Mon père hoche la tête longuement, conscient que tout ça le dépasse mais que j'ai sûrement raison. Mon père travaille à l'ancienne, avec les journaux, la télévision, et les tapis rouges. Pour lui, son téléphone ne sert qu'à joindre ses collaborateurs et rien de plus. Mais c'est maintenant que tout se joue : si je veux me faire un nom auprès d'une clientèle jeune, je dois être actif sur tous les réseaux sociaux. Pas personnellement car je ne supporte pas ça — mon compte Instagram en privé en témoigne — mais les clubs en ont besoin.
- Vous l'aurez compris, je veux une équipe internationale. Dans ma tête et avec les noms que je vous ai cité, je sais qui rejoindra mon équipe proche. Avoir des contacts aux quatre coins du monde me permettra de mieux exporter mon projet.
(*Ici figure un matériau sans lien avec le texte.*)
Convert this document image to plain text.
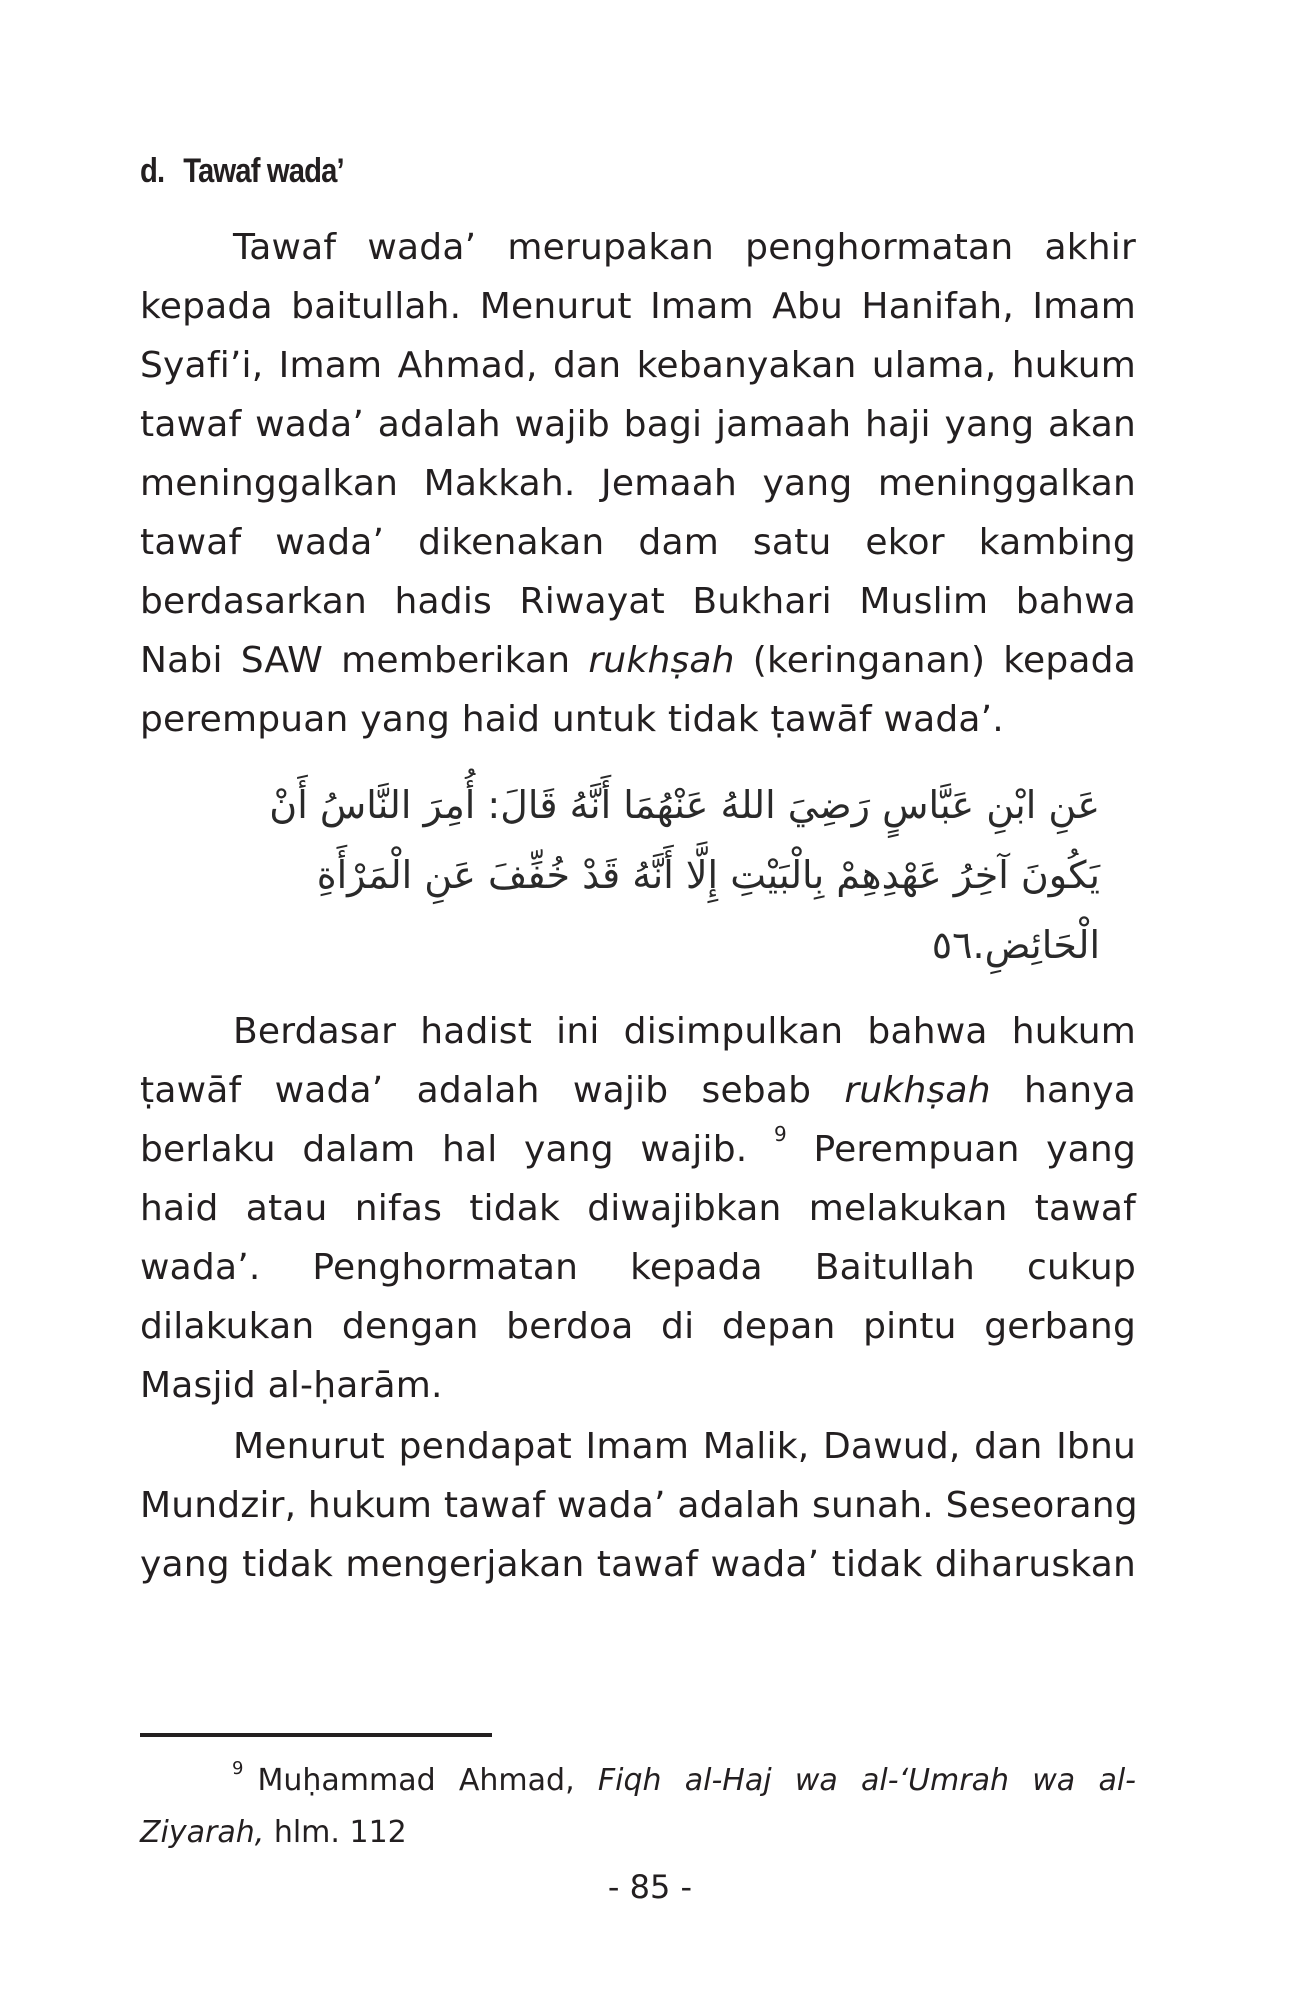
d. Tawaf wada’
Tawaf wada’ merupakan penghormatan akhir
kepada baitullah. Menurut Imam Abu Hanifah, Imam
Syafi’i, Imam Ahmad, dan kebanyakan ulama, hukum
tawaf wada’ adalah wajib bagi jamaah haji yang akan
meninggalkan Makkah. Jemaah yang meninggalkan
tawaf wada’ dikenakan dam satu ekor kambing
berdasarkan hadis Riwayat Bukhari Muslim bahwa
Nabi SAW memberikan rukhṣah (keringanan) kepada
perempuan yang haid untuk tidak ṭawāf wada’.
عَنِ ابْنِ عَبَّاسٍ رَضِيَ اللهُ عَنْهُمَا أَنَّهُ قَالَ: أُمِرَ النَّاسُ أَنْ
يَكُونَ آخِرُ عَهْدِهِمْ بِالْبَيْتِ إِلَّا أَنَّهُ قَدْ خُفِّفَ عَنِ الْمَرْأَةِ
الْحَائِضِ.٥٦
Berdasar hadist ini disimpulkan bahwa hukum
ṭawāf wada’ adalah wajib sebab rukhṣah hanya
berlaku dalam hal yang wajib. $^9$ Perempuan yang
haid atau nifas tidak diwajibkan melakukan tawaf
wada’. Penghormatan kepada Baitullah cukup
dilakukan dengan berdoa di depan pintu gerbang
Masjid al-ḥarām.
Menurut pendapat Imam Malik, Dawud, dan Ibnu
Mundzir, hukum tawaf wada’ adalah sunah. Seseorang
yang tidak mengerjakan tawaf wada’ tidak diharuskan
$^9$ Muḥammad Ahmad, Fiqh al-Haj wa al-‘Umrah wa al-
Ziyarah, hlm. 112
- 85 -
- J'approuve, fils, me coupe mon père en se levant. J'ai une autre réunion donc la tienne va finir là. Mais sache que tu as carte blanche. J'aime ce projet, j'aime ton énergie, j'aime tes ambitions. À toi de les mener à bien.
Je ne réponds pas quand il me prend l'épaule pour une brève accolade, puis il quitte la salle sans un mot de plus. Moi, j'ai un goût amer dans la bouche.
Tout mon père ça.
Ma mère se lève à son tour, doucement pour ne pas briser son corps maigre. Elle vient me prendre délicatement dans ses bras, me disant brièvement au revoir avant de rejoindre mon père au pas de course sur ses talons aiguilles.
Bon, comme ça s'est fait. Au moins, j'ai le feu vert de mes parents pour ouvrir mes établissements même si je ne leur ai pas tout dit.
Je pars vers mon ordinateur pour fermer le diaporama qui n'a servi à rien tandis que tout le monde quitte la pièce au fur et à mesure. Kabir est le seul à venir vers moi, un sourire moqueur sur le visage.
- Bah alors ? On ne répond pas à papa ? Me dit-il en riant.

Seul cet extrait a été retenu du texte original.